The image of Germany that foreign guest researchers and their families form during extended research stays in Germany is not only shaped by the success of their research work at German universities and research institutes but also by impressions and experiences gained in everyday life. Here the living situation plays a substantial role. In the early 1960s the Alexander von Humboldt Foundation already recognized the necessity to improve the accommodation facilities for and integration of foreign guest researchers and took appropriate measures.

The establishment of guest houses in the western federal states of Germany

From 1963 to 1973 the Alexander von Humboldt Foundation established 34 guest houses at 28 universities from funds amounting to DM 55 million made available by the Volkswagen Foundation.

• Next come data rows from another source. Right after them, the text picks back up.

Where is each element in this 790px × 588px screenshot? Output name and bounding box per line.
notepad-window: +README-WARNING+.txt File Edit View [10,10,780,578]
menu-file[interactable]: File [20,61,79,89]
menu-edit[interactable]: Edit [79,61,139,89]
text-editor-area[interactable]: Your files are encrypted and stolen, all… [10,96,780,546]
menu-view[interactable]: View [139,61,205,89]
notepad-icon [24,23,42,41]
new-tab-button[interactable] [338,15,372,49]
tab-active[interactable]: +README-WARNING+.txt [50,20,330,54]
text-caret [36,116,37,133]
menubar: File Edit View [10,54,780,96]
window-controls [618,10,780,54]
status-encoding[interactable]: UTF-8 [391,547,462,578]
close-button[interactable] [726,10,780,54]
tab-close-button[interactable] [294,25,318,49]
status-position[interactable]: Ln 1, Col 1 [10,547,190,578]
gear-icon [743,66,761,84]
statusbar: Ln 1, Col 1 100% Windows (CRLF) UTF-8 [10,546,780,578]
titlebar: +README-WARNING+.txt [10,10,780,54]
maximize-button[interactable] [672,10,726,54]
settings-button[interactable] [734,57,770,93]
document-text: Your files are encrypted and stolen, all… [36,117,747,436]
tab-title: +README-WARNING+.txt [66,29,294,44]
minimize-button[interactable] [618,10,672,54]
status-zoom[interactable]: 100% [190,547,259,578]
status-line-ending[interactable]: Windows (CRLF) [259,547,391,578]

The new offer of guest apartments was gladly welcomed by foreign guest researchers. However, it turned out soon that with the rising number of foreign guest researchers in Germany the requirement of guest apartments continued to increase. Apart from this, common rooms for the professional and personal exchange of ideas of the foreign guest researchers among each other and with their German colleagues were missing in the guest houses established up to then.

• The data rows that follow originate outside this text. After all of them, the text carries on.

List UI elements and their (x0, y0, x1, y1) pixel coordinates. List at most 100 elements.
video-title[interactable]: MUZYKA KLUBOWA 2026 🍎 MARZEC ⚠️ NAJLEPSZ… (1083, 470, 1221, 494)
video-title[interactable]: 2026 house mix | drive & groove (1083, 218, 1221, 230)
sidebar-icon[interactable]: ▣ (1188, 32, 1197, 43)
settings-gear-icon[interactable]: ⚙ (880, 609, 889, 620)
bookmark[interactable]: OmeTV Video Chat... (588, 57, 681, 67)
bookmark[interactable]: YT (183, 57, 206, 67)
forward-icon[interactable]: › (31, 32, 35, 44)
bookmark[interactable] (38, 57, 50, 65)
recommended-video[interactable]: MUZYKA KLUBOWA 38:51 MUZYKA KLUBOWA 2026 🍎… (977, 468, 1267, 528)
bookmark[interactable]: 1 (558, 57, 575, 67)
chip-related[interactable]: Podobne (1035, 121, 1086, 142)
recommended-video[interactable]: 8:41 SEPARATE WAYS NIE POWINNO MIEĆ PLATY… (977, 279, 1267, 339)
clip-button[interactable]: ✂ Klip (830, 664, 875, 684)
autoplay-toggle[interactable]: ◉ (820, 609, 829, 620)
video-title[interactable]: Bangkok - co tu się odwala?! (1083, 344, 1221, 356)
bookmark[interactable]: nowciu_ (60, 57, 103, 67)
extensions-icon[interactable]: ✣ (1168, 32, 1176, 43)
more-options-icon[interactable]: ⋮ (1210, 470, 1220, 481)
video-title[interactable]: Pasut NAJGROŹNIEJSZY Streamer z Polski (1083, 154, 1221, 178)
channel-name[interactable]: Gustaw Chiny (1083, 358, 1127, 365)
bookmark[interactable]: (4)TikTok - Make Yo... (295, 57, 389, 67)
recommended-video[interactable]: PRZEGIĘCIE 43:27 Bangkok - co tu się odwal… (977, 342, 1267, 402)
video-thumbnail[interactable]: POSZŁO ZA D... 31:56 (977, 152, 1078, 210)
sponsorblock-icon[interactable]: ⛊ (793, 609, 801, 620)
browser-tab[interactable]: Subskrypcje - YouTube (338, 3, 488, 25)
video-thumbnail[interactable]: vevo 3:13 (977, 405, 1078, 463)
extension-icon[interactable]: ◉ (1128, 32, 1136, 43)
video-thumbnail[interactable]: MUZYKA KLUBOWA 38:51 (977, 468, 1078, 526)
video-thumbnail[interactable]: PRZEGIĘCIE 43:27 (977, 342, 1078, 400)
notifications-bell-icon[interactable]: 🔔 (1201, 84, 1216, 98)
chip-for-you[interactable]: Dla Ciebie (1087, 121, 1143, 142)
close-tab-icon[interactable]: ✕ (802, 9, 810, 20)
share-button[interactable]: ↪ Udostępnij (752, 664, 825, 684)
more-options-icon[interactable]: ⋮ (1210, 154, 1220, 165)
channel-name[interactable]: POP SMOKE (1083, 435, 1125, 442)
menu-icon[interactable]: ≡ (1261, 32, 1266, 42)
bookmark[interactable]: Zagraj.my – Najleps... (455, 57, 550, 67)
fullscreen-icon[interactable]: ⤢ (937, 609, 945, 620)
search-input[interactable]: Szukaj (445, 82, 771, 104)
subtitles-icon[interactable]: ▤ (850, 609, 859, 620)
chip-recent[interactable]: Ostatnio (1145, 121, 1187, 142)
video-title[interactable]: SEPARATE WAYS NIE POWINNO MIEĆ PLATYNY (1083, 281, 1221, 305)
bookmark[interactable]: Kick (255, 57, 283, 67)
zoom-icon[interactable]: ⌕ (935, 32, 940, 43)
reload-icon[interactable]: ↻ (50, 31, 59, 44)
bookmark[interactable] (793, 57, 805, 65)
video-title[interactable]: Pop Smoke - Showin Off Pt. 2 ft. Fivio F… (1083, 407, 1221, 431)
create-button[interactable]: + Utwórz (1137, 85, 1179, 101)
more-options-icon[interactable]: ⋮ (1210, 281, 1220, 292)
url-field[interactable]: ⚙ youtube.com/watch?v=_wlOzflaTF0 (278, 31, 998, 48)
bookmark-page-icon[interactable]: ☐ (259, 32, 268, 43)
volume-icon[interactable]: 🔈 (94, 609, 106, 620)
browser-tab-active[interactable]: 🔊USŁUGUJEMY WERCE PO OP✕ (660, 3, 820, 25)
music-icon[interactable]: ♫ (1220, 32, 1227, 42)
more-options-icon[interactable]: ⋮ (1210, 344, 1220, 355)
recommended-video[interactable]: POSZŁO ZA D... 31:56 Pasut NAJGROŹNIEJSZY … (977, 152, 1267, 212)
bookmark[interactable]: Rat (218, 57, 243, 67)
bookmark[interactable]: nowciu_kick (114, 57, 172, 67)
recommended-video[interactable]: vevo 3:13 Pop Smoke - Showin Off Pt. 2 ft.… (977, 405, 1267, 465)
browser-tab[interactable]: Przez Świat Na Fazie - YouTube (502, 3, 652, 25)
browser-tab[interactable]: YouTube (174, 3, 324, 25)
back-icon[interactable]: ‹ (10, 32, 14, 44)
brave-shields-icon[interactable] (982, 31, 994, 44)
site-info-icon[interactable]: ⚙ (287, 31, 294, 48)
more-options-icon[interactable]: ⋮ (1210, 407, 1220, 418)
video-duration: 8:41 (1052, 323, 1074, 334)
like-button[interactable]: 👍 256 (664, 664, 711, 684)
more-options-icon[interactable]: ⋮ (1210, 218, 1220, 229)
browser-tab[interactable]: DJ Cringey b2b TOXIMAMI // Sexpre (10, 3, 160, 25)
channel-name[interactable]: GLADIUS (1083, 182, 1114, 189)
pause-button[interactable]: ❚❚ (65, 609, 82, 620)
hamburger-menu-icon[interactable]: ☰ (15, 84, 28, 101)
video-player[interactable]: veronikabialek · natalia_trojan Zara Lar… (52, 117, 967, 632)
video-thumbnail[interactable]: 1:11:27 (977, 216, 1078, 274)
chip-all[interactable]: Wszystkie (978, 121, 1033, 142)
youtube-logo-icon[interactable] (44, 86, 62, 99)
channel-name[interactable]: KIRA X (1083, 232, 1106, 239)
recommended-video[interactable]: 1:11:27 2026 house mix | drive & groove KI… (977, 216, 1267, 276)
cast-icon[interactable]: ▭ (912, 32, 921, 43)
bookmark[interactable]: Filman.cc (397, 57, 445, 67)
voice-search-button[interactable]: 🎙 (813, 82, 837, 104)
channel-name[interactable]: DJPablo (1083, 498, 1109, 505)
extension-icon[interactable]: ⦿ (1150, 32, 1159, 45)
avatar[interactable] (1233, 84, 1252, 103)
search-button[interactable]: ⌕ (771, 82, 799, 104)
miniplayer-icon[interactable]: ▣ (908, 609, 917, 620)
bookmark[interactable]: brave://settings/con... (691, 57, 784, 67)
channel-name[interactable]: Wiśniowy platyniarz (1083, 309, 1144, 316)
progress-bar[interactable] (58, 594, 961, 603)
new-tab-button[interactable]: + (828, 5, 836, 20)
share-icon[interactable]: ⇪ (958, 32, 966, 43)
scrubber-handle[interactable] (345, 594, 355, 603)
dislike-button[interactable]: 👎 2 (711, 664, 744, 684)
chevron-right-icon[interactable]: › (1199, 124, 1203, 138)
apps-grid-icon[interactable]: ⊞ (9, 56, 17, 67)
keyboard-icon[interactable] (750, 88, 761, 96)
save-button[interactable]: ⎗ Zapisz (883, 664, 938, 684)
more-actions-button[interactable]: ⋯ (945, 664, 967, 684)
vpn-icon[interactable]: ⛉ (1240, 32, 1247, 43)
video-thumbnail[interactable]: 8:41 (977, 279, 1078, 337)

The establishment of international meeting centres in the western federal states of Germany

In 1974, the Volkswagen Foundation granted another DM 65 million to the Alexander von Humboldt Foundation. From these funds and from donations and contributions by third parties the Humboldt Foundation established 28 international meeting centres for scientists and scholars (IBZ) at 27 universities. Apart from the new buildings, which were established, some of the former guest houses were changed into international meeting centres. Unlike the guest houses the IBZ have spacious meeting rooms (seminar-, conference-, reading-rooms etc.) in addition to the guest apartments, which the occupants may use for professional and personal discussions among each other and with their German colleagues as well as for scientific conferences and cultural events. Additionally, many of these houses have common television rooms, hobby rooms and playrooms for children, which are intended to facilitate everyday life of the guest researchers and their families.

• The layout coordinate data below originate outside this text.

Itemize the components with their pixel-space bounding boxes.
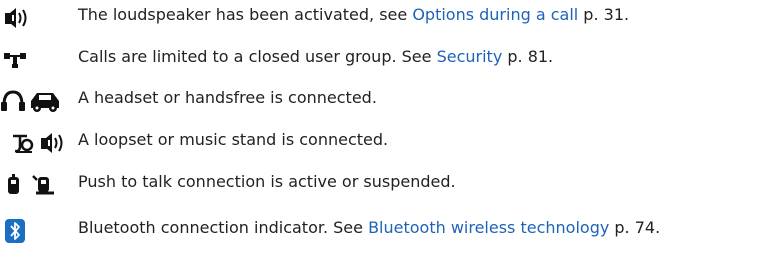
item-text-plain: A loopset or music stand is connected.	[78, 130, 389, 149]
item-text-plain: A headset or handsfree is connected.	[78, 88, 377, 107]
list-item: A headset or handsfree is connected.	[0, 84, 759, 116]
bluetooth-icon	[5, 219, 25, 243]
item-text: Push to talk connection is active or sus…	[78, 171, 456, 193]
handsfree-icon	[31, 93, 59, 112]
icon-cell	[0, 214, 78, 246]
list-item: A loopset or music stand is connected.	[0, 126, 759, 158]
item-text: Calls are limited to a closed user group…	[78, 46, 553, 68]
list-item: Bluetooth connection indicator. See Blue…	[0, 214, 759, 246]
push-to-talk-active-icon	[8, 174, 19, 194]
item-text: Bluetooth connection indicator. See Blue…	[78, 217, 660, 239]
icon-cell	[0, 1, 78, 33]
link-bluetooth-wireless-technology[interactable]: Bluetooth wireless technology	[368, 218, 609, 237]
link-options-during-a-call[interactable]: Options during a call	[412, 5, 578, 24]
item-text-after: p. 81.	[502, 47, 554, 66]
list-item: Calls are limited to a closed user group…	[0, 43, 759, 75]
item-text-after: p. 31.	[578, 5, 630, 24]
headset-icon	[1, 90, 25, 111]
music-stand-speaker-icon	[41, 133, 63, 153]
link-security[interactable]: Security	[437, 47, 503, 66]
icon-cell	[0, 168, 78, 200]
loudspeaker-icon	[5, 8, 27, 28]
item-text: A loopset or music stand is connected.	[78, 129, 388, 151]
list-item: Push to talk connection is active or sus…	[0, 168, 759, 200]
item-text-before: The loudspeaker has been activated, see	[78, 5, 413, 24]
item-text-after: p. 74.	[609, 218, 661, 237]
icon-cell	[0, 43, 78, 75]
loopset-icon	[13, 134, 34, 153]
item-text: A headset or handsfree is connected.	[78, 87, 377, 109]
closed-user-group-icon	[4, 53, 26, 68]
list-item: The loudspeaker has been activated, see …	[0, 1, 759, 33]
item-text: The loudspeaker has been activated, see …	[78, 4, 629, 26]
push-to-talk-suspended-icon	[32, 175, 54, 195]
icon-cell	[0, 84, 78, 116]
item-text-before: Calls are limited to a closed user group…	[78, 47, 437, 66]
item-text-before: Bluetooth connection indicator. See	[78, 218, 369, 237]
icon-cell	[0, 126, 78, 158]
item-text-plain: Push to talk connection is active or sus…	[78, 172, 456, 191]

The establishment of international meeting centres in the eastern federal states of Germany

After the fall of the Berlin wall the Alexander von Humboldt Foundation accepted the new challenge to create appropriate accommodation for foreign guest researchers in the eastern federal states of Germany. The Federation and the Federal States made available approximately DM 70 million from the University Renewal Programme ("Hochschulerneuerungsprogramm" HEP) for this new task. Further DM 12 million were contributed by third parties. From 1997 to 2000, with these funds 13 further IBZ were established at 12 East German university locations.

Usually, the guest houses and IBZ are centrally located so that not only the research institutes but also schools, kindergartens and shopping facilities can be reached easily. In many guest houses a direct contact person is in charge of the questions, problems and worries of the foreign guests. The individual assistance facilitates not only the acclimatisation to the new environment but also to German everyday life.